Why Does Condensation Form on Ductwork?
Condensation forms when warm, moist air comes into contact with cool surfaces. During periods of high humidity and high temperatures, the conditions are ideal for condensation to form on improperly insulated ductwork in your home’s attic. Here in the DFW area, most HVAC ductwork is run through the attic, and improperly ventilated attic spaces are especially prone to this problem. Fortunately, the solution is fairly easy and inexpensive.
Improperly Insulated or Sealed Ductwork
Insulation keeps the warm, humid air in your attic from coming into direct contact with the cooler surfaces of your ductwork.
Fiberglass duct insulation comes in four basic types: duct liners, duct boards, flexible ducts, and duct wraps. Duct liners are applied to the interior of the sheet metal ducts. Duct wraps are essentially fiberglass blankets. As the name implies, these are wrapped around the exterior of the ducts. Duct boards are used to construct a rigid, angular enclosure around the ducts. Flexible ducts are made up of a reinforced inner core, enclosed in fiberglass insulation and a vapor-retardant plastic or foil film outer layer.
Regardless of the type of insulation used, your ductwork should be completely enclosed and the joints should be properly sealed to prevent heat exchange with the outside air. High-temperature tape or caulk should be used to seal the joints between sections of ductwork. Contrary to what most people understandably think, the so-called “duct tapes” sold at your local hardware store aren’t recommended as they tend to become brittle over time.

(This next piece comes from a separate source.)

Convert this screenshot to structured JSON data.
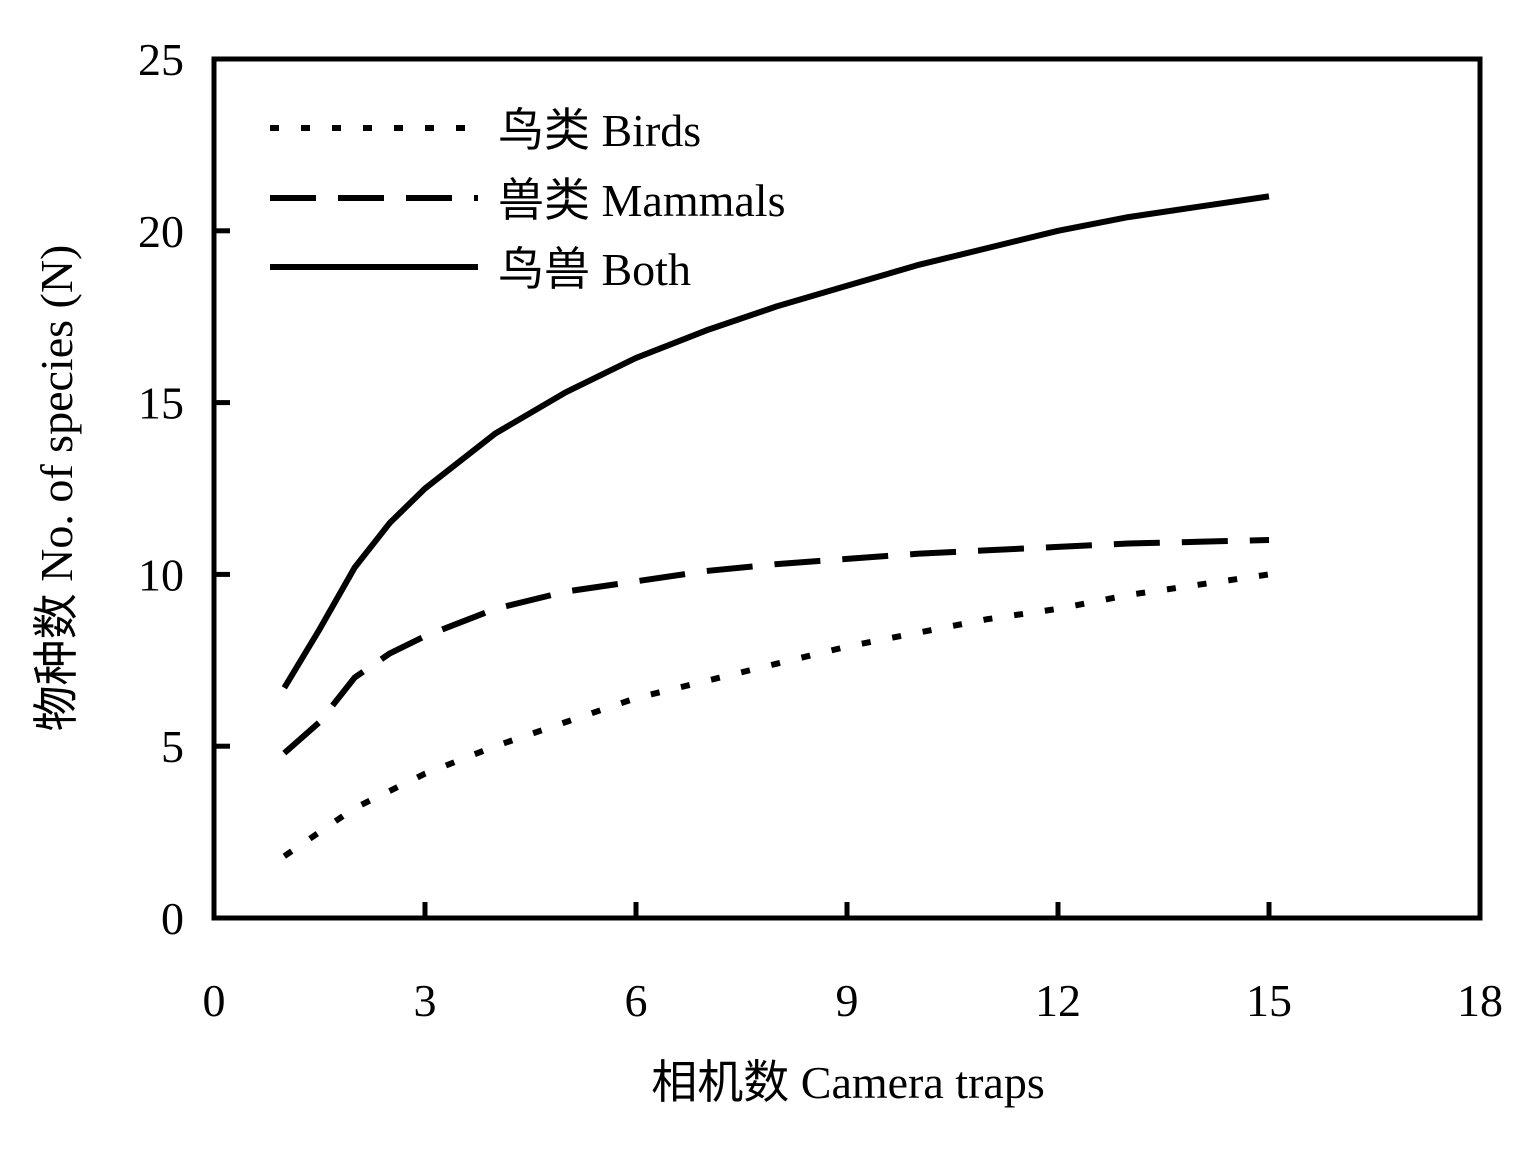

Improper Ventilation Around the Ductwork
Once you’ve ensured that your ductwork is properly insulated and sealed, you should check for proper ventilation. Having adequate airflow will help reduce the humidity, and prevent condensation from forming on your ductwork.
Here in the Dallas / Fort Worth area, most homes are equipped with passive attic ventilation which includes ridge vents, soffit vents, gable vents. Most are also equipped with non-motorized roof-mounted turbines.

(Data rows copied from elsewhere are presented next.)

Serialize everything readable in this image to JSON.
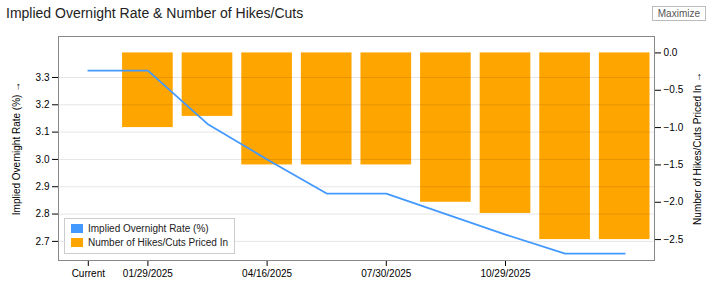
{
  "chart_data": {
    "type": "bar",
    "title": "Implied Overnight Rate & Number of Hikes/Cuts",
    "annotations": [
      "Maximize"
    ],
    "categories": [
      "Current",
      "01/29/2025",
      null,
      "04/16/2025",
      null,
      "07/30/2025",
      null,
      "10/29/2025",
      null,
      null
    ],
    "series": [
      {
        "name": "Implied Overnight Rate (%)",
        "type": "line",
        "color": "#4499FF",
        "values": [
          3.325,
          3.325,
          3.13,
          3.0,
          2.875,
          2.875,
          2.8,
          2.725,
          2.655,
          2.655
        ]
      },
      {
        "name": "Number of Hikes/Cuts Priced In",
        "type": "bar",
        "color": "#FFA500",
        "axis": "y2",
        "values": [
          0.0,
          -1.0,
          -0.85,
          -1.5,
          -1.5,
          -1.5,
          -2.0,
          -2.15,
          -2.5,
          -2.5
        ]
      }
    ],
    "ylabel": "Implied Overnight Rate (%)",
    "y2label": "Number of Hikes/Cuts Priced In",
    "ylim": [
      2.63,
      3.45
    ],
    "yticks": [
      2.7,
      2.8,
      2.9,
      {
        "value": 3.0,
        "label": "3.0"
      },
      3.1,
      3.2,
      3.3
    ],
    "y2lim": [
      -2.78,
      0.22
    ],
    "y2ticks": [
      {
        "value": 0.0,
        "label": "0.0"
      },
      -0.5,
      {
        "value": -1.0,
        "label": "−1.0"
      },
      -1.5,
      {
        "value": -2.0,
        "label": "−2.0"
      },
      -2.5
    ],
    "grid": true,
    "legend": "lower left"
  }
}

If these types of vents prove insufficient to prevent condensation from forming on your ductwork, you might want to consider adding a roof- or gable-mounted fan to increase the airflow. These devices are available at most home improvement centers and are available in a variety of configurations. Although more expensive to purchase than conventional electrical fans, solar-powered fans won’t increase your monthly utility bills and are therefore a better bargain over the long run.